The signs from South Korea are promising. After shrinking 5.8 percent in 1998, the economy registered 3.1 percent growth in the first quarter of 1999. Analysts now forecast that the economy will expand nearly 4 percent this year, twice the original predictions. In one indication of the new mood, government officials say they plan to pay off $7.7 billion of the $58.3 billion loaned in 1997 by the International Monetary Fund to stave off the crisis. But look beneath the surface, and the portents are not so encouraging. The Korean recovery is fragile. Serious work still needs to be done.

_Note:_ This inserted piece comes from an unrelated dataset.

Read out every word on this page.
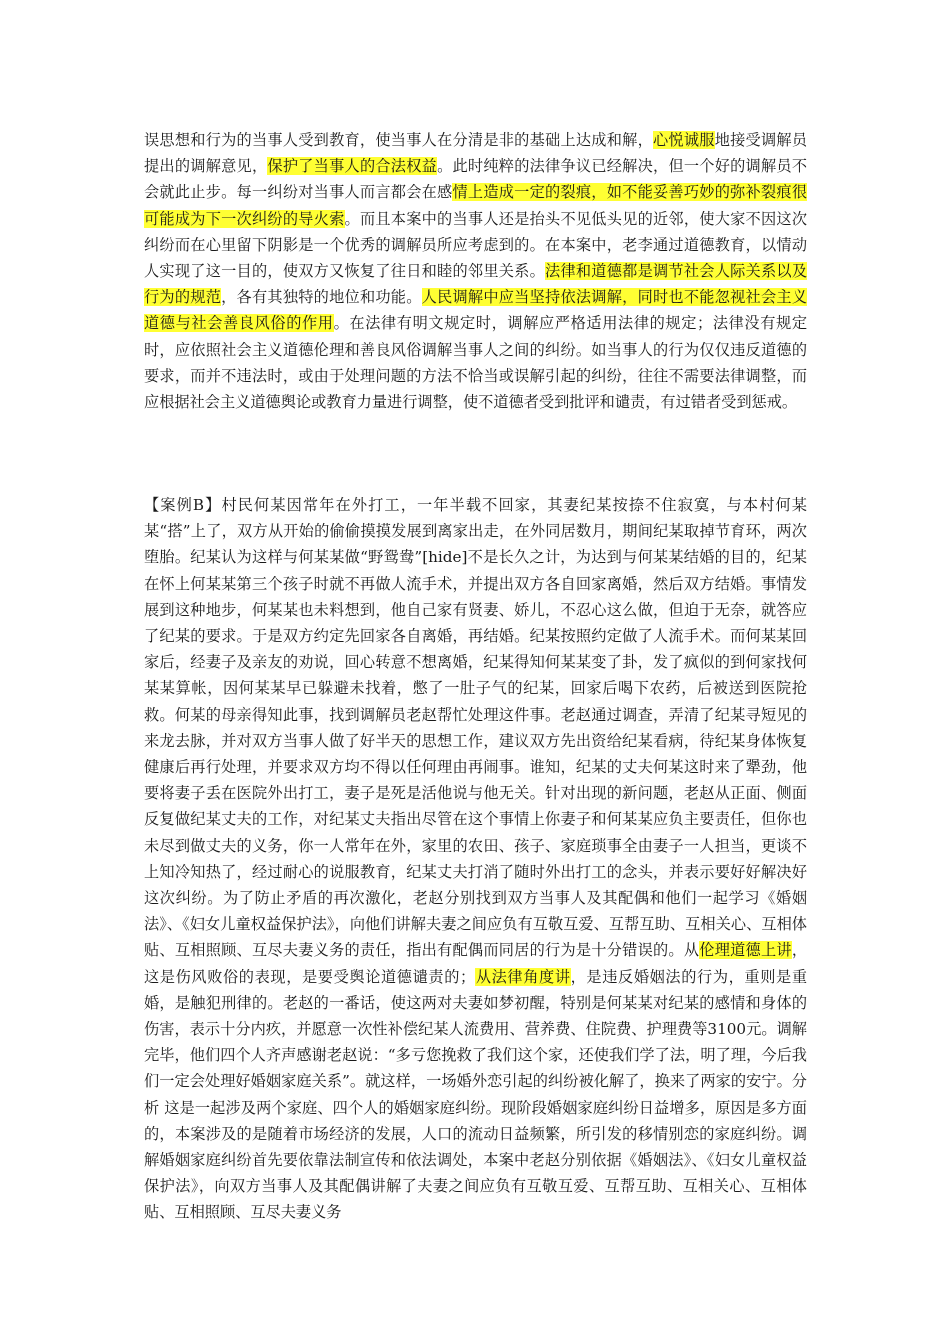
误思想和行为的当事人受到教育，使当事人在分清是非的基础上达成和解，心悦诚服地接受调解员提出的调解意见，保护了当事人的合法权益。此时纯粹的法律争议已经解决，但一个好的调解员不会就此止步。每一纠纷对当事人而言都会在感情上造成一定的裂痕，如不能妥善巧妙的弥补裂痕很可能成为下一次纠纷的导火索。而且本案中的当事人还是抬头不见低头见的近邻，使大家不因这次纠纷而在心里留下阴影是一个优秀的调解员所应考虑到的。在本案中，老李通过道德教育，以情动人实现了这一目的，使双方又恢复了往日和睦的邻里关系。法律和道德都是调节社会人际关系以及行为的规范，各有其独特的地位和功能。人民调解中应当坚持依法调解，同时也不能忽视社会主义道德与社会善良风俗的作用。在法律有明文规定时，调解应严格适用法律的规定；法律没有规定时，应依照社会主义道德伦理和善良风俗调解当事人之间的纠纷。如当事人的行为仅仅违反道德的要求，而并不违法时，或由于处理问题的方法不恰当或误解引起的纠纷，往往不需要法律调整，而应根据社会主义道德舆论或教育力量进行调整，使不道德者受到批评和谴责，有过错者受到惩戒。

【案例B】村民何某因常年在外打工，一年半载不回家，其妻纪某按捺不住寂寞，与本村何某某“搭”上了，双方从开始的偷偷摸摸发展到离家出走，在外同居数月，期间纪某取掉节育环，两次堕胎。纪某认为这样与何某某做“野鸳鸯”[hide]不是长久之计，为达到与何某某结婚的目的，纪某在怀上何某某第三个孩子时就不再做人流手术，并提出双方各自回家离婚，然后双方结婚。事情发展到这种地步，何某某也未料想到，他自己家有贤妻、娇儿，不忍心这么做，但迫于无奈，就答应了纪某的要求。于是双方约定先回家各自离婚，再结婚。纪某按照约定做了人流手术。而何某某回家后，经妻子及亲友的劝说，回心转意不想离婚，纪某得知何某某变了卦，发了疯似的到何家找何某某算帐，因何某某早已躲避未找着，憋了一肚子气的纪某，回家后喝下农药，后被送到医院抢救。何某的母亲得知此事，找到调解员老赵帮忙处理这件事。老赵通过调查，弄清了纪某寻短见的来龙去脉，并对双方当事人做了好半天的思想工作，建议双方先出资给纪某看病，待纪某身体恢复健康后再行处理，并要求双方均不得以任何理由再闹事。谁知，纪某的丈夫何某这时来了犟劲，他要将妻子丢在医院外出打工，妻子是死是活他说与他无关。针对出现的新问题，老赵从正面、侧面反复做纪某丈夫的工作，对纪某丈夫指出尽管在这个事情上你妻子和何某某应负主要责任，但你也未尽到做丈夫的义务，你一人常年在外，家里的农田、孩子、家庭琐事全由妻子一人担当，更谈不上知冷知热了，经过耐心的说服教育，纪某丈夫打消了随时外出打工的念头，并表示要好好解决好这次纠纷。为了防止矛盾的再次激化，老赵分别找到双方当事人及其配偶和他们一起学习《婚姻法》、《妇女儿童权益保护法》，向他们讲解夫妻之间应负有互敬互爱、互帮互助、互相关心、互相体贴、互相照顾、互尽夫妻义务的责任，指出有配偶而同居的行为是十分错误的。从伦理道德上讲，这是伤风败俗的表现，是要受舆论道德谴责的；从法律角度讲，是违反婚姻法的行为，重则是重婚，是触犯刑律的。老赵的一番话，使这两对夫妻如梦初醒，特别是何某某对纪某的感情和身体的伤害，表示十分内疚，并愿意一次性补偿纪某人流费用、营养费、住院费、护理费等3100元。调解完毕，他们四个人齐声感谢老赵说：“多亏您挽救了我们这个家，还使我们学了法，明了理，今后我们一定会处理好婚姻家庭关系”。就这样，一场婚外恋引起的纠纷被化解了，换来了两家的安宁。分析 这是一起涉及两个家庭、四个人的婚姻家庭纠纷。现阶段婚姻家庭纠纷日益增多，原因是多方面的，本案涉及的是随着市场经济的发展，人口的流动日益频繁，所引发的移情别恋的家庭纠纷。调解婚姻家庭纠纷首先要依靠法制宣传和依法调处，本案中老赵分别依据《婚姻法》、《妇女儿童权益保护法》，向双方当事人及其配偶讲解了夫妻之间应负有互敬互爱、互帮互助、互相关心、互相体贴、互相照顾、互尽夫妻义务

The offer to repay the IMF loan, for example, has been triggered by growing concern over the flood of dollars that has entered the Korean economy. The funds threaten to push up the value of the won, which would damage the competitiveness of exports. With unemployment at a record high 8.7 percent in February -- a 0.2 percent increase over January -- there is little prospect of a recovery in domestic demand. Worries about export prices will not abate, and are likely to intensify if the yen falls or if China's leaders succumb to the temptation to devalue the renminbi.

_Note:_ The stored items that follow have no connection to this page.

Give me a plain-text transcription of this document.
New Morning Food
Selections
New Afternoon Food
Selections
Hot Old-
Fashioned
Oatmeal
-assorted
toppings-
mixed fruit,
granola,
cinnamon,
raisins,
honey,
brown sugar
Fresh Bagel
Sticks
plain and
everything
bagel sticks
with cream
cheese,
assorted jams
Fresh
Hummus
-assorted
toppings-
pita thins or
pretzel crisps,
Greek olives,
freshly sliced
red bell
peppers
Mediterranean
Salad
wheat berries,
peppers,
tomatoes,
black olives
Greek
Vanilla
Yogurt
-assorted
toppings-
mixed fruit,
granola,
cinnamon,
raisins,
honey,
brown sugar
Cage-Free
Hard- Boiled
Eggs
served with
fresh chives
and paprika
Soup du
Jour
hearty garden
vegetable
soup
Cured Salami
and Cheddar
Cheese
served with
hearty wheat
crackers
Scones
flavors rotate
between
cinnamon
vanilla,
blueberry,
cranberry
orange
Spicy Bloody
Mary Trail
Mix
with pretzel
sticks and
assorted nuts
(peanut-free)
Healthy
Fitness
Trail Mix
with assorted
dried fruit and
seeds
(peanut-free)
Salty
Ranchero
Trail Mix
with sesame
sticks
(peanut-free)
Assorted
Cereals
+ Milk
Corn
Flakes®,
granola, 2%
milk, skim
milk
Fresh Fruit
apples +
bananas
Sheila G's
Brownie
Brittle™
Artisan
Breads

More troubling is the resistance of Korean conglomerates, the "chaebol," to demands for restructuring. Late last year, the five biggest chaebol agreed to "big deals" -- swaps of business units -- and to sharp cuts in their debt. Few of the swaps have been carried out. The pledge to cut debt-to-asset ratios to under 200 percent also looks hollow. Today, the top five have ratios of 335 percent, a decrease from previous levels, but the gains are not the result of restructuring. Rather, assets have been shuffled and revalued.